El pontífice había sido muy criticado por muchos de sus cardenales y otros líderes eclesiásticos de toda Europa, quienes insistían en que adoptara una postura más dura y decidida contra Lutero y su creciente movimiento de reformadores. Pero el Papa había insistido en que dichos acontecimientos debían analizarse con detenimiento y afrontarlos tras mucho tiempo y reflexión. Envió emisarios papales (todos amigos y partidarios de los Médici) a Alemania para investigar a Lutero, pero estos acontecimientos sólo consiguieron enfurecer a los reformadores y sumar más miembros al movimiento, todavía más fanáticos. Cuando Lutero fue excomulgado, sus seguidores habían aumentado tanto en número y fortaleza espiritual, que el decreto de anatema contra Lutero fue considerado una medalla de honor y celebrado en todo el movimiento reformista.

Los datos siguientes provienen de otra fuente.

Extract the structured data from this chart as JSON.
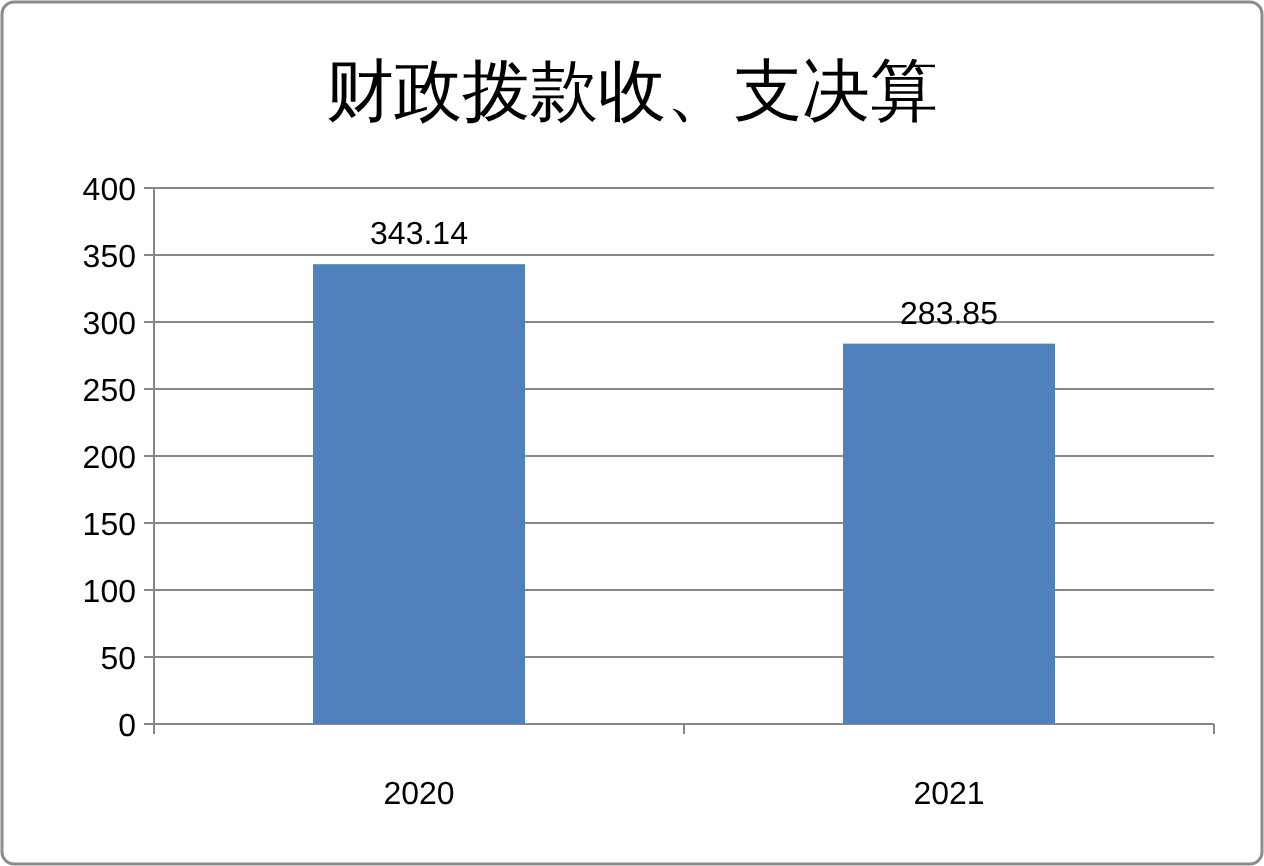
{
  "chart_data": {
    "type": "bar",
    "title": "财政拨款收、支决算",
    "categories": [
      "2020",
      "2021"
    ],
    "values": [
      343.14,
      283.85
    ],
    "color": "#4f81bd",
    "ylim": [
      0,
      400
    ],
    "yticks": [
      0,
      50,
      100,
      150,
      200,
      250,
      300,
      350,
      400
    ],
    "grid": "y",
    "data_labels": true
  }
}
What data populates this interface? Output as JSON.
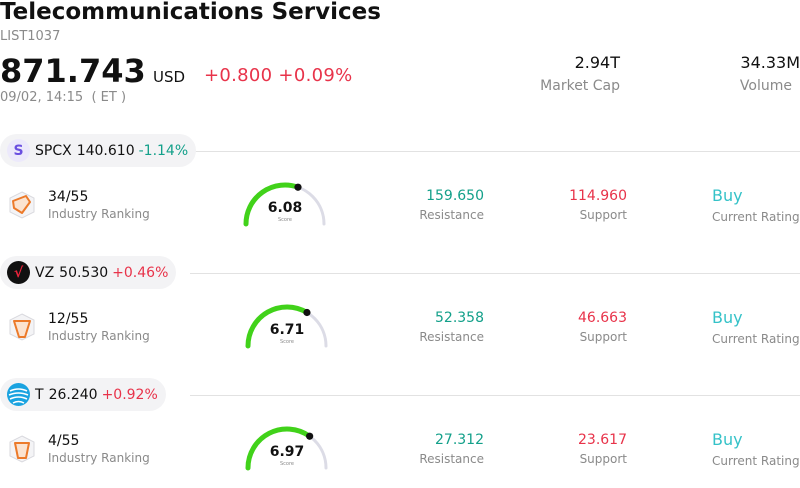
{
  "header": {
    "title": "Telecommunications Services",
    "code": "LIST1037",
    "price": "871.743",
    "currency": "USD",
    "change": "+0.800 +0.09%",
    "timestamp": "09/02, 14:15  ( ET )",
    "market_cap": {
      "value": "2.94T",
      "label": "Market Cap"
    },
    "volume": {
      "value": "34.33M",
      "label": "Volume"
    }
  },
  "colors": {
    "up": "#e8334a",
    "down": "#13a08a",
    "rating": "#35c2c8",
    "gauge_green": "#41d21a",
    "gauge_track": "#dcdce6"
  },
  "stocks": [
    {
      "logo_icon": "spcx-s-logo-icon",
      "logo_letter": "S",
      "symbol": "SPCX",
      "price": "140.610",
      "change": "-1.14%",
      "direction": "down",
      "rank": "34/55",
      "rank_label": "Industry Ranking",
      "score": "6.08",
      "score_value": 6.08,
      "score_label": "Score",
      "resistance": "159.650",
      "resistance_label": "Resistance",
      "support": "114.960",
      "support_label": "Support",
      "rating": "Buy",
      "rating_label": "Current Rating"
    },
    {
      "logo_icon": "verizon-check-logo-icon",
      "logo_letter": "√",
      "symbol": "VZ",
      "price": "50.530",
      "change": "+0.46%",
      "direction": "up",
      "rank": "12/55",
      "rank_label": "Industry Ranking",
      "score": "6.71",
      "score_value": 6.71,
      "score_label": "Score",
      "resistance": "52.358",
      "resistance_label": "Resistance",
      "support": "46.663",
      "support_label": "Support",
      "rating": "Buy",
      "rating_label": "Current Rating"
    },
    {
      "logo_icon": "att-globe-logo-icon",
      "logo_letter": "",
      "symbol": "T",
      "price": "26.240",
      "change": "+0.92%",
      "direction": "up",
      "rank": "4/55",
      "rank_label": "Industry Ranking",
      "score": "6.97",
      "score_value": 6.97,
      "score_label": "Score",
      "resistance": "27.312",
      "resistance_label": "Resistance",
      "support": "23.617",
      "support_label": "Support",
      "rating": "Buy",
      "rating_label": "Current Rating"
    }
  ]
}
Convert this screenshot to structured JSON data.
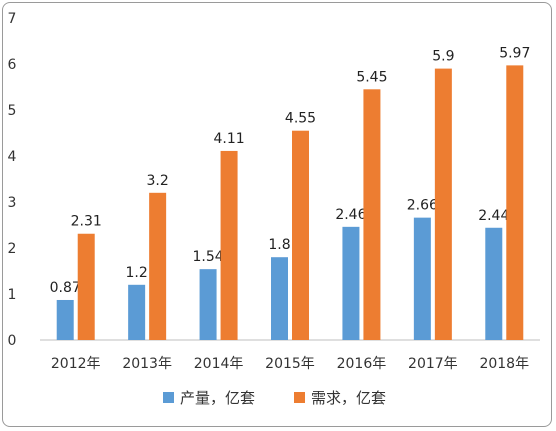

Ser excomulgado por una Iglesia a la que se despreciaba era una bendición.
Hoy, tras una serie de acalorados debates, León X decretó que no se tomarían más acciones contra Martín Lutero. Proclamó que la sentencia de excomunión era suficiente. Sin duda, los reformadores se quedarían desalentados por ese acto y su pequeña rebelión se calmaría. Había otros asuntos que el Papa deseaba solucionar: la reconstrucción de San Pedro, los nuevos encargos a Miguel Ángel y su otro angélico favorito, Rafael, al tiempo que un nuevo artista surgido de la escuela veneciana, un hombre llamado Tiziano, merecía una atención especial.
Los cardenales conservadores se indignaron. ¿Estaba loco el Sumo Pontífice? ¿Cómo no se daba cuenta de que la Iglesia católica se enfrentaba a una revolución como jamás se había visto? Además, ya había dilapidado varias fortunas en encargos de arte y arquitectura, lo cual había fortalecido su fama de frívolo y atizado la pasión de los reformadores. ¿Es que el Papa no comprendía la gravedad de las circunstancias en que se hallaban? ¿No se percataba de que el futuro del catolicismo estaba amenazado por aquellos protestantes?
Sólo el círculo más íntimo sabía que León X veía esa amenaza con mucha claridad. Los que murmuraban sobre su ineptitud y clamaban contra su falta de liderazgo en la Iglesia jamás habrían adivinado lo brillante, comprometido y decidido que era Su Santidad en todas las decisiones que tomaba. De hecho, había llevado a la práctica un plan cuidadosamente orquestado cuando fue ordenado el cardenal más joven de la historia a los catorce años. Su cómplice en la conspiración fue su primo el cardenal Giulio, el niño hosco que guardaba un rencor sempiterno a la Iglesia, pues había bendecido el asesinato de su padre durante la misa solemne del domingo de Pascua. Pero ellos no eran los inspiradores de la conspiración. No eran más que los últimos en una larga serie de agentes.
—Envía a nuestro mensajero de mayor confianza a Wittenberg —dijo el Papa a Giulio—, con un mensaje para Lutero diciéndole que ha hecho un buen trabajo y le estamos muy agradecidos. Ha servido a la Orden a la perfección.
»Pero antes, ven a beber conmigo. Un brindis final por el hombre que organizó todo esto de una forma tan audaz. Por Lorenzo el Magnífico, un padre maravilloso y el mayor Príncipe Poeta de la historia. ¡Hemos cumplido nuestra promesa!
Alzó la copa hacia Giulio, quien le devolvió el gesto.
—Por Lorenzo —dijo Giulio—, y en memoria de mi padre, Giuliano, para que nunca más se cometan tales crímenes en nombre de la autoridad papal.
Y el primer papa Médici, León X, bebió a la salud del cardenal Giulio de Médici. Huérfano desde niño por culpa de los actos de una Iglesia corrupta, un día seguiría a su primo hasta el trono de san Pedro, para convertirse en el papa Clemente VII.
Al fin y al cabo, no eran Médici en balde.